Pendant ce temps là l'entreprise payait un livreur et ne faisait plus de livraison !

Au même moment la concierge, pardon la gardienne, de l'immeuble où étaient logés nos bureaux et qui  en faisaient le ménage nous demandait si nous serions d'accord pour que son mari fasse le travail à sa place pendant les périodes de vacances, mais sans le dire : ce brave garçon était en arrêt maladie de très très longue durée pour mal de dos, le fameux "mal des Portuguais" qui avaient trouvé ce moyen pour cumuler deux rémunérations.  


La médecine du travail  était donc  capable de sortir du travail des salariés qui pouvaient travailler et de rétablir dans le travail des salariés qui ne pouvaient plus travailler.

Tableau !

Oui décidemment, il faut, pour tout le secteur tertiaire, supprimer la médecine du travail au profit d'une cellule réduite d'épidémiologistes, chargé d'orienter la politique de santé publique au travail  et de  véritables médecins contrôleurs  chargés de recevoir les malades prétendant à un arrêt maladie ou à une invalidité. Les médecins généralistes perdraient le pouvoir de déclencher des arrêts maladie  mais récupéreraient la visite obligatoire annuelle, et tout dans tout ne perdraient rien s'ils sont honnêtes dans leur travail ).  Evidemment les voyous qui se font une clientèle actuellement en distribuant généreusement les arrêts maladie seraient affectés.
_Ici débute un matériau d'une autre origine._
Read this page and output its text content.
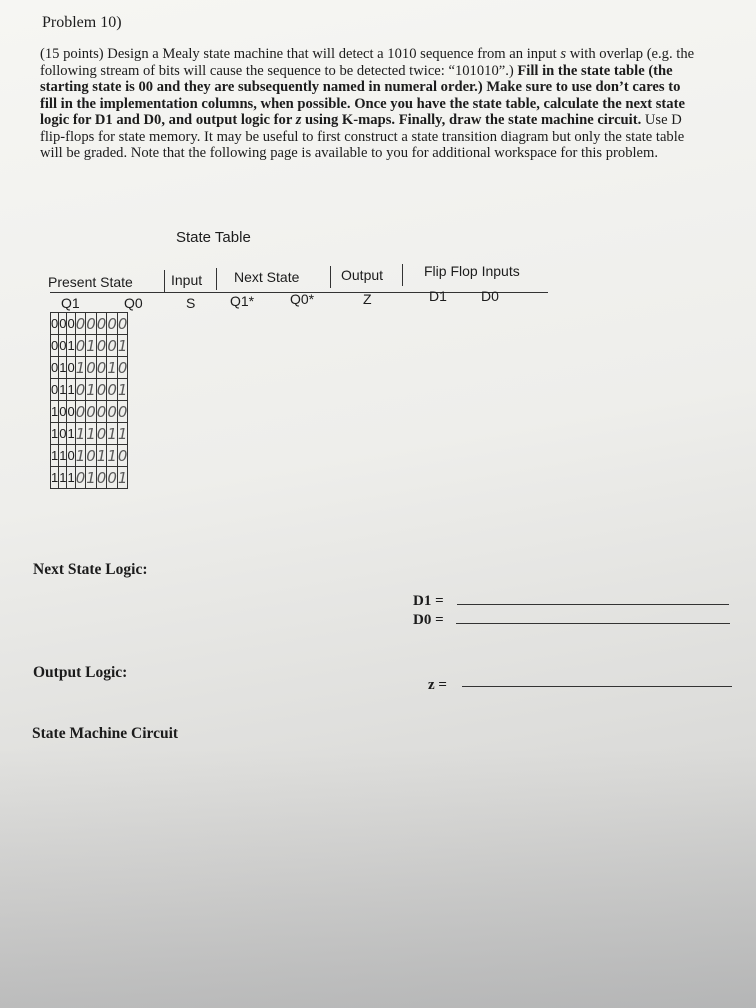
Problem 10)

(15 points) Design a Mealy state machine that will detect a 1010 sequence from an input s with overlap (e.g. the following stream of bits will cause the sequence to be detected twice: “101010”.) Fill in the state table (the starting state is 00 and they are subsequently named in numeral order.) Make sure to use don’t cares to fill in the implementation columns, when possible. Once you have the state table, calculate the next state logic for D1 and D0, and output logic for z using K-maps. Finally, draw the state machine circuit. Use D flip-flops for state memory. It may be useful to first construct a state transition diagram but only the state table will be graded. Note that the following page is available to you for additional workspace for this problem.

State Table
Present State	Input Next State	Output	Flip Flop Inputs
Q1	Q0	S Q1*	Q0*	Z	D1 D0
0	0	0	0	0	0	0	0
0	0	1	0	1	0	0	1
0	1	0	1	0	0	1	0
0	1	1	0	1	0	0	1
1	0	0	0	0	0	0	0
1	0	1	1	1	0	1	1
1	1	0	1	0	1	1	0
1	1	1	0	1	0	0	1
Next State Logic:
Output Logic:
State Machine Circuit
D1 =
D0 =
z =
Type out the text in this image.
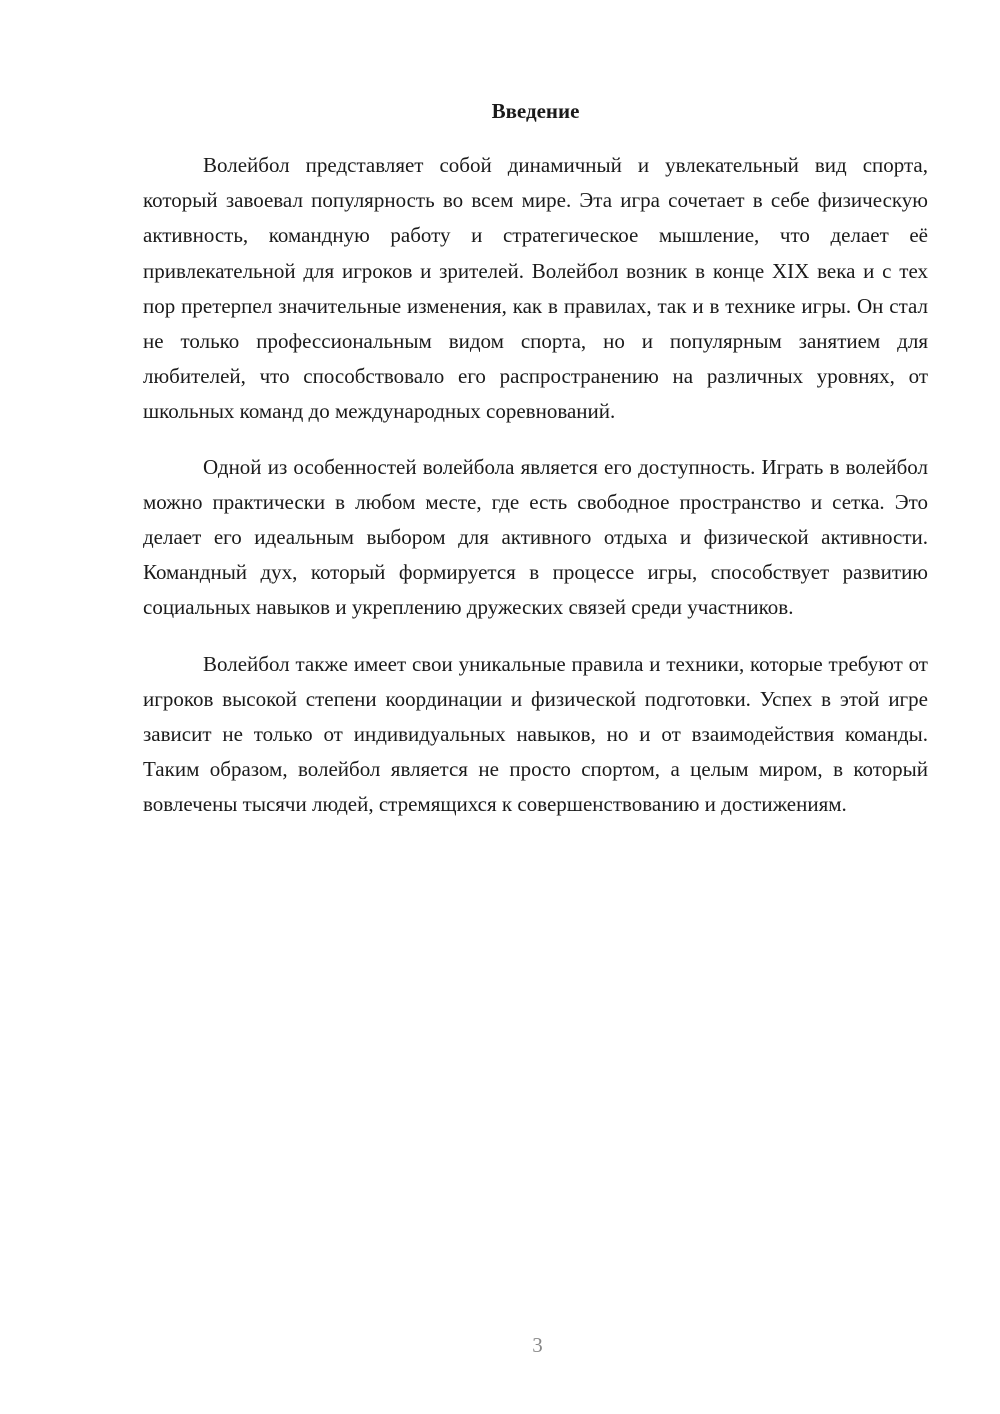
Введение

Волейбол представляет собой динамичный и увлекательный вид спорта, который завоевал популярность во всем мире. Эта игра сочетает в себе физическую активность, командную работу и стратегическое мышление, что делает её привлекательной для игроков и зрителей. Волейбол возник в конце XIX века и с тех пор претерпел значительные изменения, как в правилах, так и в технике игры. Он стал не только профессиональным видом спорта, но и популярным занятием для любителей, что способствовало его распространению на различных уровнях, от школьных команд до международных соревнований.

Одной из особенностей волейбола является его доступность. Играть в волейбол можно практически в любом месте, где есть свободное пространство и сетка. Это делает его идеальным выбором для активного отдыха и физической активности. Командный дух, который формируется в процессе игры, способствует развитию социальных навыков и укреплению дружеских связей среди участников.

Волейбол также имеет свои уникальные правила и техники, которые требуют от игроков высокой степени координации и физической подготовки. Успех в этой игре зависит не только от индивидуальных навыков, но и от взаимодействия команды. Таким образом, волейбол является не просто спортом, а целым миром, в который вовлечены тысячи людей, стремящихся к совершенствованию и достижениям.

3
Et alors ?

Cette réforme est si simple qu'elle ne sera naturellement pas faite.  Le paritarisme permet à des syndicats salariaux et patronaux  de faire rémunérer des permanents pour gérer ce système gigantesque  et  inutile (pensez : près de 15.000.000 de visites inutiles à 300 euros l'unité). De nombreux centres agréés vivent de ce petit négoce futile et malsain.  Tout ce petit monde se cache derrière la mission de santé publique de protection du salarié, sans y contribuer le moins du monde et pour un coût astronomique.

Ainsi va la France entre Ubu et abus de toutes sortes.

Indignez- vous ? Révoltez-vous ?

Allons, allons. Vous êtes en France le pays où le faux semblant et les fausses réformes sont de règle, les ministres les interlocuteurs des lobbies, les parlementaires des zombis, et les entreprises des vaches à lait.   Enfin, tant qu'il y en aura.